NAV CANADA Selects AutoEDMS to Provide Document Management from Coast-to-Coast
NAV CANADA is a non-share capital, private corporation that owns and operates Canada's civil air
navigation service and coordinates the safe and efficient movement of aircraft in Canadian domestic airspace and international airspace assigned to Canadian control. They are currently implementing the
AutoEDMS document management and workflow solution throughout their five Technical Data Centres (TDC - i.e., drafting offices) which are located in various regions across the country. These offices are
linked together and to over 80 system user sites via the NAV CANADA Intranet, and to roughly another 45 system user sites via dial-up to serve 1000 Engineers and Technologists from coast-to-coast.

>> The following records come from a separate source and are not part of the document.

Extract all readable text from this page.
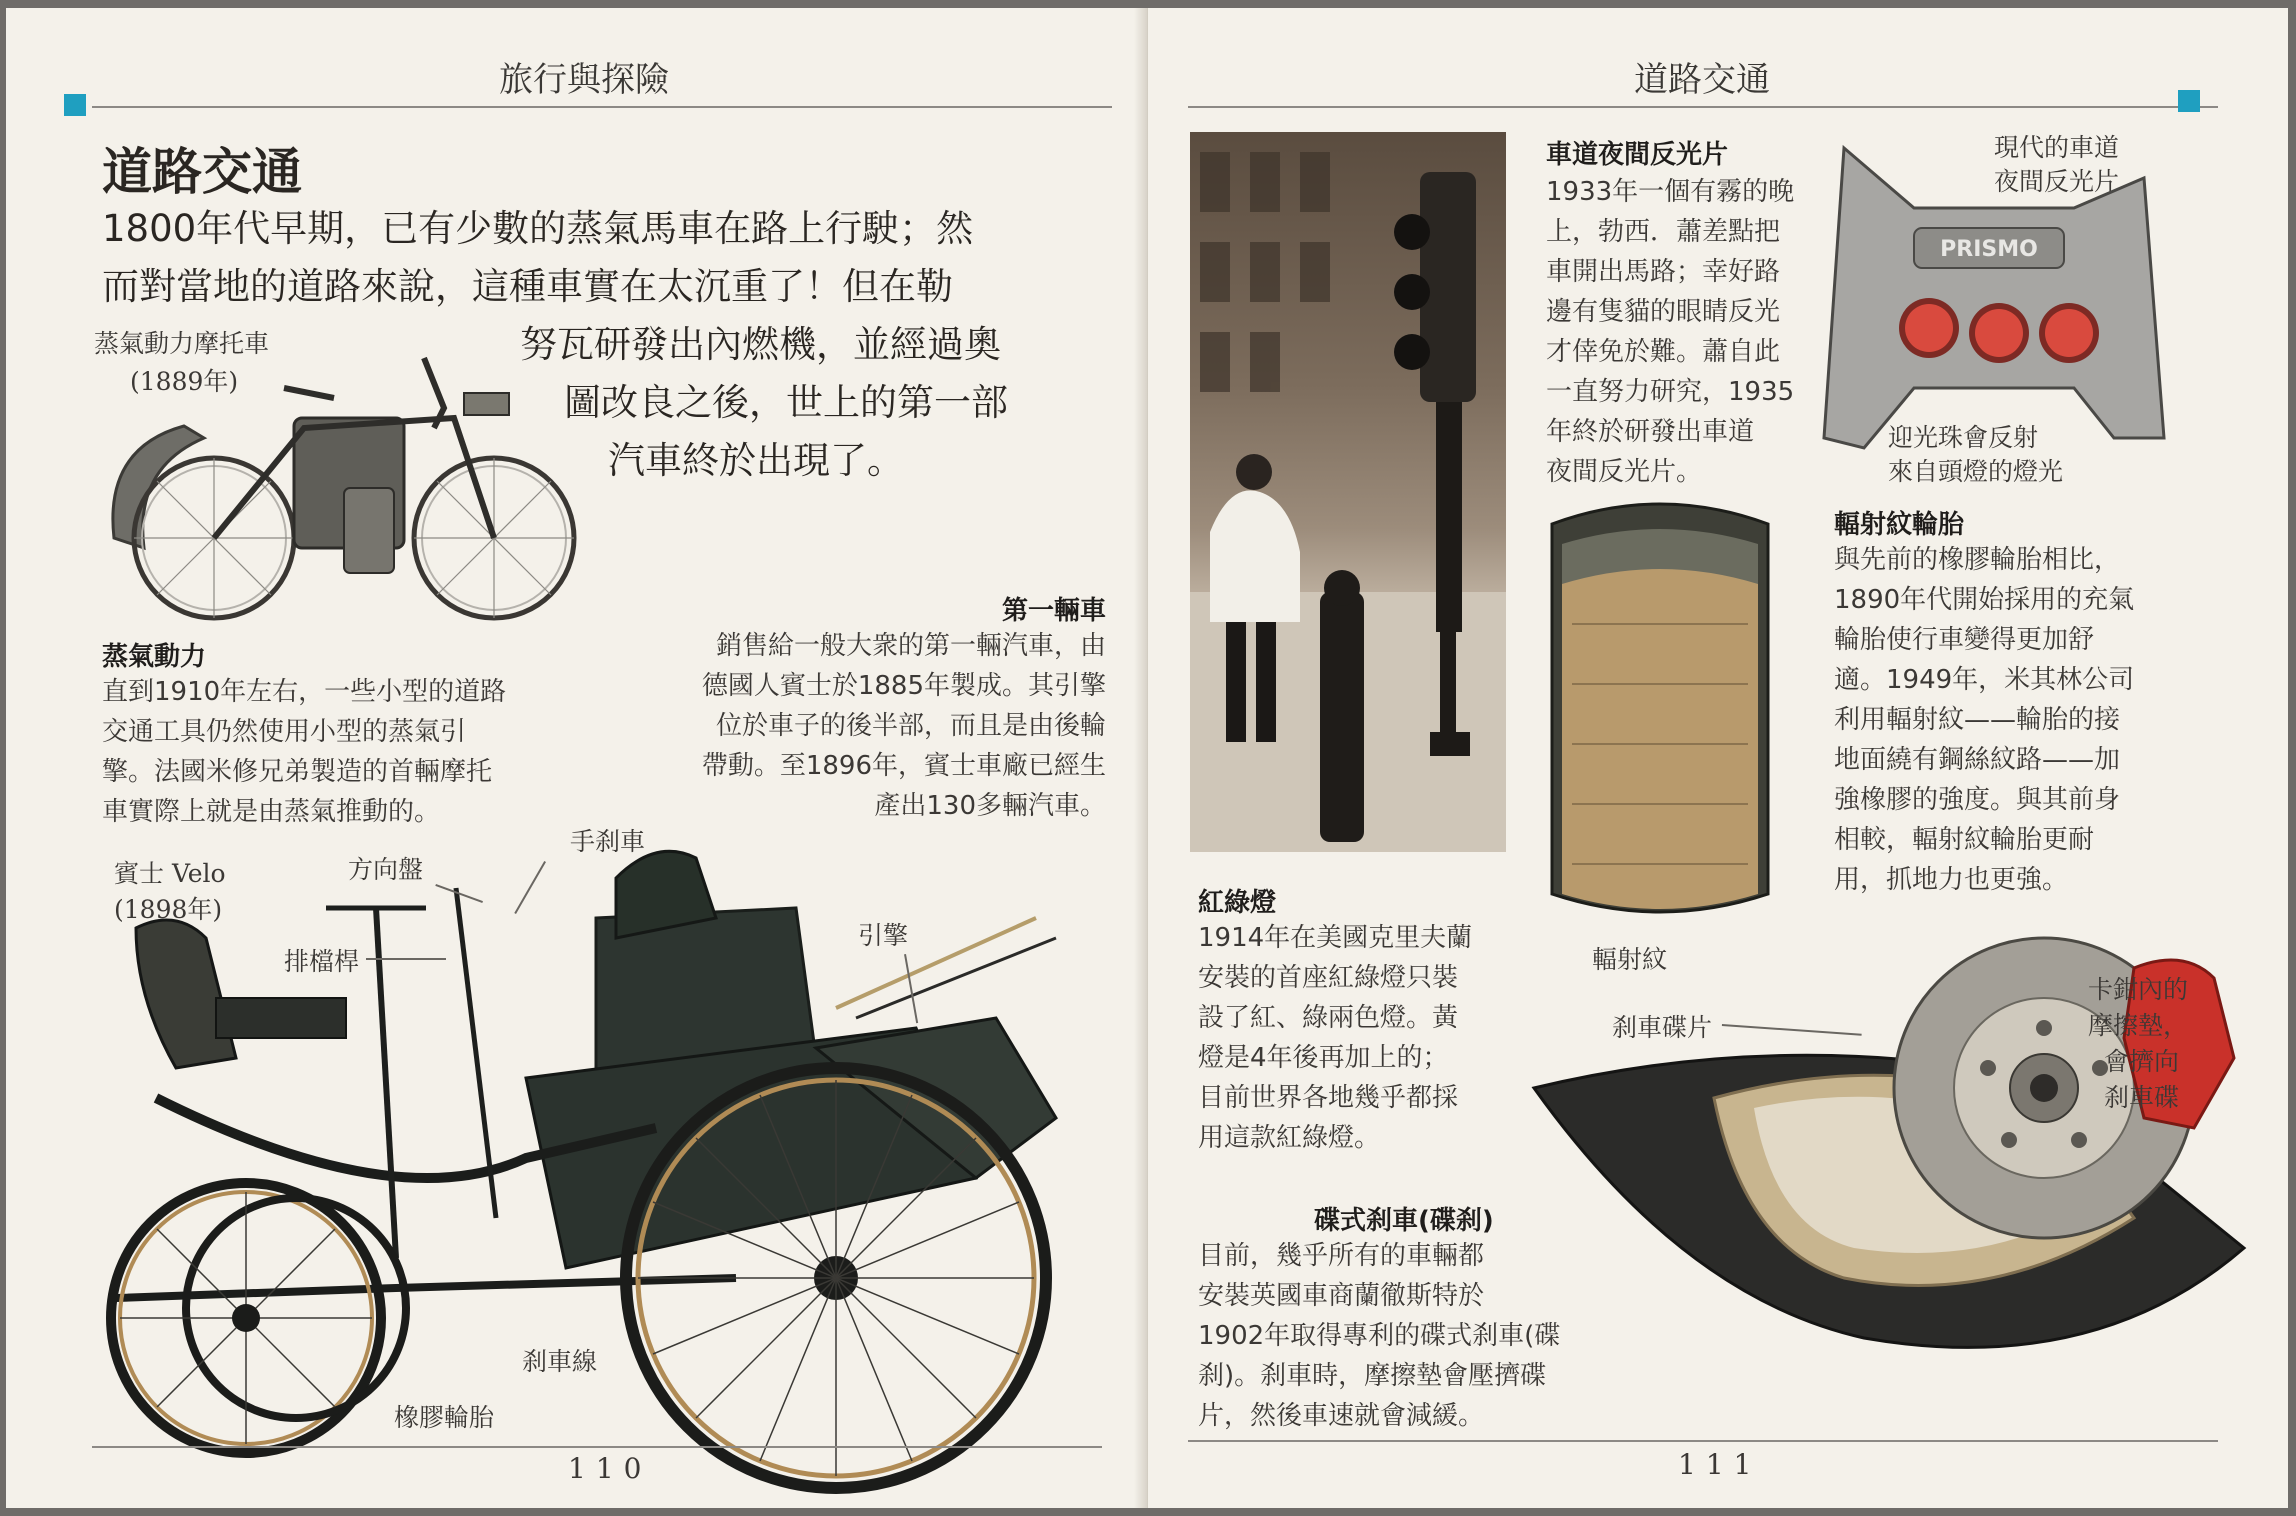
旅行與探險

道路交通

1800年代早期，已有少數的蒸氣馬車在路上行駛；然

而對當地的道路來說，這種車實在太沉重了！但在勒

努瓦研發出內燃機，並經過奧

圖改良之後，世上的第一部

汽車終於出現了。

蒸氣動力摩托車

(1889年)

蒸氣動力

直到1910年左右，一些小型的道路

交通工具仍然使用小型的蒸氣引

擎。法國米修兄弟製造的首輛摩托

車實際上就是由蒸氣推動的。

第一輛車

銷售給一般大衆的第一輛汽車，由

德國人賓士於1885年製成。其引擎

位於車子的後半部，而且是由後輪

帶動。至1896年，賓士車廠已經生

產出130多輛汽車。

賓士 Velo

(1898年)

方向盤

手刹車

排檔桿

引擎

刹車線

橡膠輪胎

110

道路交通

車道夜間反光片

1933年一個有霧的晚

上，勃西．蕭差點把

車開出馬路；幸好路

邊有隻貓的眼睛反光

才倖免於難。蕭自此

一直努力研究，1935

年終於研發出車道

夜間反光片。

現代的車道

夜間反光片

PRISMO

迎光珠會反射

來自頭燈的燈光

輻射紋

輻射紋輪胎

與先前的橡膠輪胎相比，

1890年代開始採用的充氣

輪胎使行車變得更加舒

適。1949年，米其林公司

利用輻射紋——輪胎的接

地面繞有鋼絲紋路——加

強橡膠的強度。與其前身

相較，輻射紋輪胎更耐

用，抓地力也更強。

紅綠燈

1914年在美國克里夫蘭

安裝的首座紅綠燈只裝

設了紅、綠兩色燈。黃

燈是4年後再加上的；

目前世界各地幾乎都採

用這款紅綠燈。

碟式刹車(碟刹)

目前，幾乎所有的車輛都

安裝英國車商蘭徹斯特於

1902年取得專利的碟式刹車(碟

刹)。刹車時，摩擦墊會壓擠碟

片，然後車速就會減緩。

刹車碟片

卡鉗內的

摩擦墊，

會擠向

刹車碟

111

After a comprehensive evaluation, NAV CANADA selected AutoEDMS for the following reasons:
- its ability to manage drawings stored at the decentralized TDC locations in existing,
corporate-standard file structures and using native filenames (i.e., no pseudonym or filename encryption)
- its configurable workflow processes
- its intuitive but flexible/configurable user interface
- it was the only product of several evaluated that could meet essentially 100% of our requirements
with just a small amount of configuration/customization.
- its cost effectiveness
AutoEDMS will manage and track changes to softcopy and hardcopy technical drawings. Using both a
client-server and web browser approach, it provides approximately 1000 engineers and technologists the ability to locate, view, download copies, redline, submit and track changes through an Engineering
Change Order (ECO) workflow process, and print technical drawings on-line from their workstations.
In addition, for off-line work, there is standalone viewing and redlining capability available for laptop-based users.
About NAV CANADA
NAV CANADA provides, maintains and enhances Canada's air navigation service dedicated to the safe
movement of air traffic throughout the country and through oceanic airspace assigned to Canada under international agreements.
The company's infrastructure of seven Area Control Centres, one stand-alone terminal control unit, 78
Flight Service Stations, 42 Control Towers, 41 radar sites and roughly 1,400 ground-based navigational aids across the country is devoted etirely to the delivery of air navigation services to their customers.